During the current fiscal year, hospitals are expected to pay the state approximately $556 million in taxes, while they will receive approximately $117 million back. (The original amount to be returned to hospitals was $165 million when the budget was adopted last year, but it was subsequently reduced.)
Connecticut Hospital Association CEO Jennifer Jackson said the organization would “vigorously fight” any new attempt to tax hospitals.
“We’ve been down this road before, with a budget gimmick that already resulted in more than $2 billion taxed and cut from hospitals,” she said. “The hospital tax has increased costs for patients, caused the loss of thousands of health care jobs, extended wait times, and reduced access to care for those who need it most.”
“Twice before, the state has promised us adequate funding for Medicaid services through the federal hospital tax program. Both times, that promise was broken,” Joseph, from Hartford HealthCare, said.
The association has challenged the hospital tax in court, and has also asked the federal government to declare that the state tax and Medicaid rates violate federal law.
There have been other proposals in recent years to require nonprofit hospitals to pay property taxes. Hospitals have objected, citing the burdens they already face from Medicaid rates and the state tax. They also say they provide significant benefit to their home communities, where they are among the largest employers.
Malloy’s proposal also would cut a pool of money that has provided funds to small independent hospitals. The cut would eliminate more than $11 million for hospitals, most of which comes from the federal government. It would save the state $3.9 million.
Separately, the administration proposed a change to the way hospital payments are recorded in the budget that could have implications for funding if the state faces shortfalls.
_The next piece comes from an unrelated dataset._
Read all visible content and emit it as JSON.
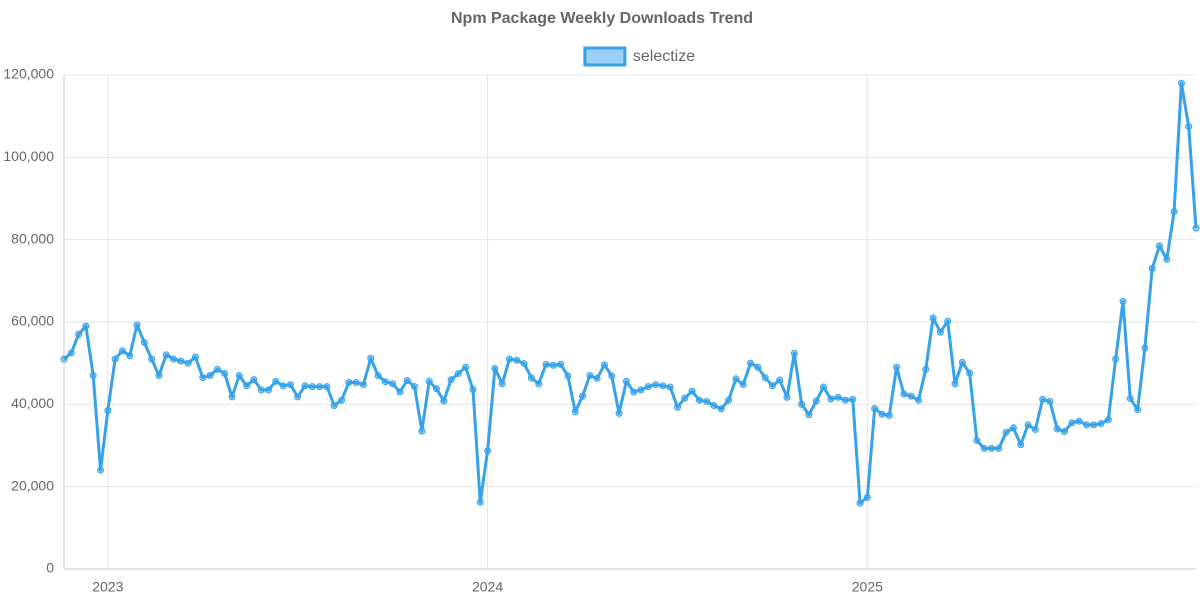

The governor has the authority to unilaterally cut certain line items by up to 5 percent. Until this year, the supplemental payments to hospitals were included in the $2.4 billion Medicaid account. Because that line item was so large, Malloy had authority to cut close to $120 million without legislative approval – and used it to cut funding to hospitals to address midyear shortfalls. The budget adopted last year changed that by creating a separate line item for the hospital supplemental funds, limiting how much the governor could cut on his own.
Malloy’s proposal calls for going back to the previous system, in which the supplemental funds would be included in the larger Medicaid account. In explaining the proposal, the administration wrote that having a separate line item required the state Department of Social Services to set up a new account, requiring “an additional layer of administrative complexity” to a process that is already difficult to operate with limited staff.